You love wood.
Come on, tell the truth. You love wood. Admit it. Wood, and paper, and all of the 1,000 products that come from timber, and pass through the calloused hands of lumberjacks before those products find their way into your home where you enjoy them. Confess. You love fine wooden furniture, books, the soft paper you use to wipe your behind. That comfortable wood framed house you live in? That house was many times “greener” to build, left a much smaller carbon footprint, than any steel framed or concrete dwelling. Don’t take my word for that. Look it up.

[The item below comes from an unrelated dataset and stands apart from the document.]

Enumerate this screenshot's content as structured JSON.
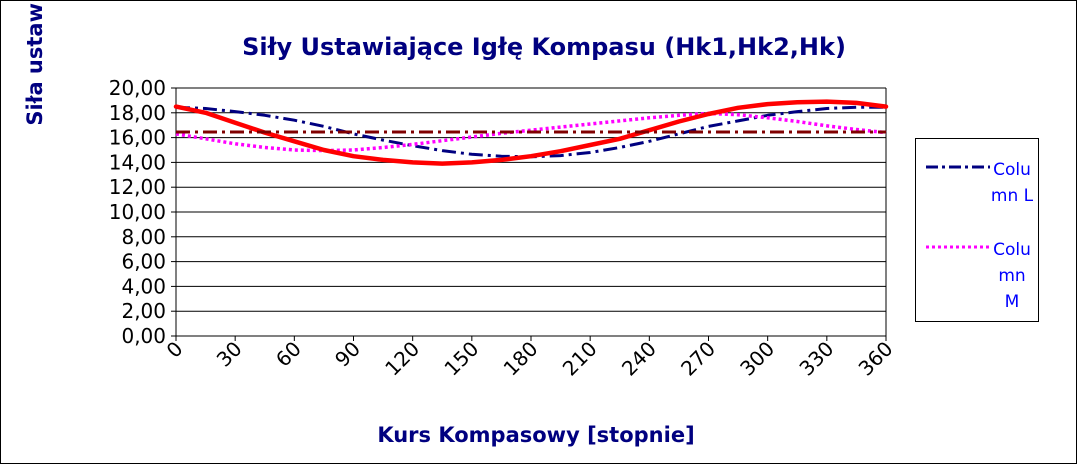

A few years ago in the little California town of Arnold, there was a typical “dust-up” between local environmentalists and Sierra Pacific Industries, one of the largest timber companies in the United States. How large is large? SPI owns about 1% of California, or about 1.5 million acres.
The environmentalists were protesting SPI’s plan to clear cut about 9,000 acres of SPI-owned forest. One local protestor admitted that “Sierra Pacific may have science on its side, but we have aesthetics and recreation.” I love aesthetics as much as anybody (I got a PhD in theatre arts for pete’s sake), and, as an avid trail runner, I love to “recreate” in the forest primeval, but let’s get back to that science part.
It is scientifically proven that, on most lands, clear cutting is the superior method of harvesting timber and preparing the land for the regeneration of new forests. Superior to what? To so-called “selective” harvesting. Selective harvesting means taking some and leaving some. What’s wrong with that?
The selective harvesters take the best and leave the worst. Any thing else is economic nonsense. What? You would take the worst and leave the best? Get real. Who would do that when so much money is in the game.
After “selective” harvesting, the forest is left in a woeful condition that we could scientifically call . . . a mess. The great trees are gone, the best genetic stock. What remains are the diseased, the unhealthy, the inferior, the runts.
The remaining vegetation may superficially resemble a forest, but it’s damaged almost beyond repair. The shade kills off the new growth of shade-intolerant species, by which I mean the big pines, ponderosas and sugars and the douglas firs. These noble (and useful) trees need open space and sunlight to get started. They need to get their crowns way up above the undergrowth and competing species. Or they die.
Let me ask you this. Have you ever actually seen a clear cut in California? Probably not. Most people have not. The timber companies, one of the most regulated industries in the world, are careful to keep logging activities back away from the roads. This is not hard for the big guys to do. SPI owns 1.5 million acres, remember, and harvests less than 2% of their land per year.
What’s right about clear cutting? It allows foresters to direct the species composition of the forest, mitigate deleterious environmental impacts, and give the sun-loving great trees a head start.
Have you ever actually been on a clear cut? Walked around? Put your own boots on the ground? If it is a recent clear cut, it may look a bit like a moonscape, but look closer. For every tree taken, the timbermen replant 7 seedlings, and those 7 are a mixed-species batch, chosen by formula specifically calculated for that piece of ground. The composition of the 7 might be: 3 ponderosas, 2 sugar pines, 1 douglas fir, and 1 incense cedar. Or some other formula. Look closely at the moonscape. You will see genetically superior little seedlings every where.
How long will SPI let those seedlings grow until the next harvest? 100 years. That’s right, 100 years. What other enterprise, public or private, can you name that is planning a hundred years in the future. I have heard that SPI actually plans each acre “several hundred” years into the future, but when I ask the SPI guys about their really long range plans, they get coy and try to change the subject. I’d brag about it myself.
Here’s a delicious irony. The environmentalists and Sierra Pacific Industries both want the same thing: a healthy forest composed of a wide variety of big trees. Personally, if I had to bet on which group could actually accomplish that goal, I’d bet on the lumbermen.